Demand for services should continue to rise, according to the ISM report. A measure of new orders reached its highest point in a year.
The group’s employment index declined from its highest reading in six years. Still, it stayed at a level that suggests many service companies are adding workers.
That confirms other data that show service companies have stepped up hiring. The government said last month that service firms added 176,000 jobs in January, the most in four months.
On Friday the government issues its February jobs report. Economists expect another big month of job gains; the latest forecast predicts 210,000 total net jobs were added last month, according to a survey by FactSet.
Big job gains at service firms are necessary to reduce unemployment. Factories are creating a lot of new jobs but the sector isn’t large enough to employ that many people.
The service sector includes low-paying positions in retail and restaurants. But it also has higher-paying jobs in professions such as information technology, accounting and financial services.
There are some recent signs that consumers are willing to spend more, a good sign for the service sector. Retail sales rose moderately in January, according to a government report that showed consumers rebounded from weak holiday spending. Americans spent more on electronics, home and garden supplies, sporting goods, and at restaurants and bars.

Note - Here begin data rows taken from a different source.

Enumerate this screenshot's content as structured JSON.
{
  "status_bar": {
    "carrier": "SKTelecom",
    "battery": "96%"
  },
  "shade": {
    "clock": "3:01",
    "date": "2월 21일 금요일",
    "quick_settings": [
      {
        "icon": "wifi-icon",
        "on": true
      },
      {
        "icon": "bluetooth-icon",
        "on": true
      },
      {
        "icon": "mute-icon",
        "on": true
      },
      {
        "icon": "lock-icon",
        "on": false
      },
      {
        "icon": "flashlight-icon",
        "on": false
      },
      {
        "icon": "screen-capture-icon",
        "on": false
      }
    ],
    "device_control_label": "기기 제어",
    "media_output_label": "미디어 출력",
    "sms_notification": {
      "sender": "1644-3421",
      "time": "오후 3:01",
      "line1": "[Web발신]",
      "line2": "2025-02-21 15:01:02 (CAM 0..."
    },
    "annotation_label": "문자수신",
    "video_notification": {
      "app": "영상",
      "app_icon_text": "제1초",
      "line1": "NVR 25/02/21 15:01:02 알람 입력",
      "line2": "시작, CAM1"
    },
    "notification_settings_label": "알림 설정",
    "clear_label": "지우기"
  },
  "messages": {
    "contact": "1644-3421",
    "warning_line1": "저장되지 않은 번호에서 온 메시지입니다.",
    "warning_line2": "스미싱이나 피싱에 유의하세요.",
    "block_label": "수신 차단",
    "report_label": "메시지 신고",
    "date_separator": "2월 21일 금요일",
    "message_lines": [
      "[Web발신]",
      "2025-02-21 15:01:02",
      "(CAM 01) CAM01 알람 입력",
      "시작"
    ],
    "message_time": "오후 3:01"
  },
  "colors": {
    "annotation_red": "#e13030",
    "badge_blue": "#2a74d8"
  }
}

On Thursday, many large retail chains, such as Target and Macy’s, reported healthy sales gains in February. The International Council of Shopping Centers said that its tally of 20 retailers showed that sales rose 6.7 percent last month, compared to a year earlier. That was the biggest rise since June.
Rising job gains have made consumers more optimistic. Consumer confidence reached its highest point in a year last month, the Conference Board said last week.
Employers have added an average of 200,000 net jobs per month for the past three months. That’s pushed the unemployment rate down to 8.3 percent, its lowest rate in nearly three years.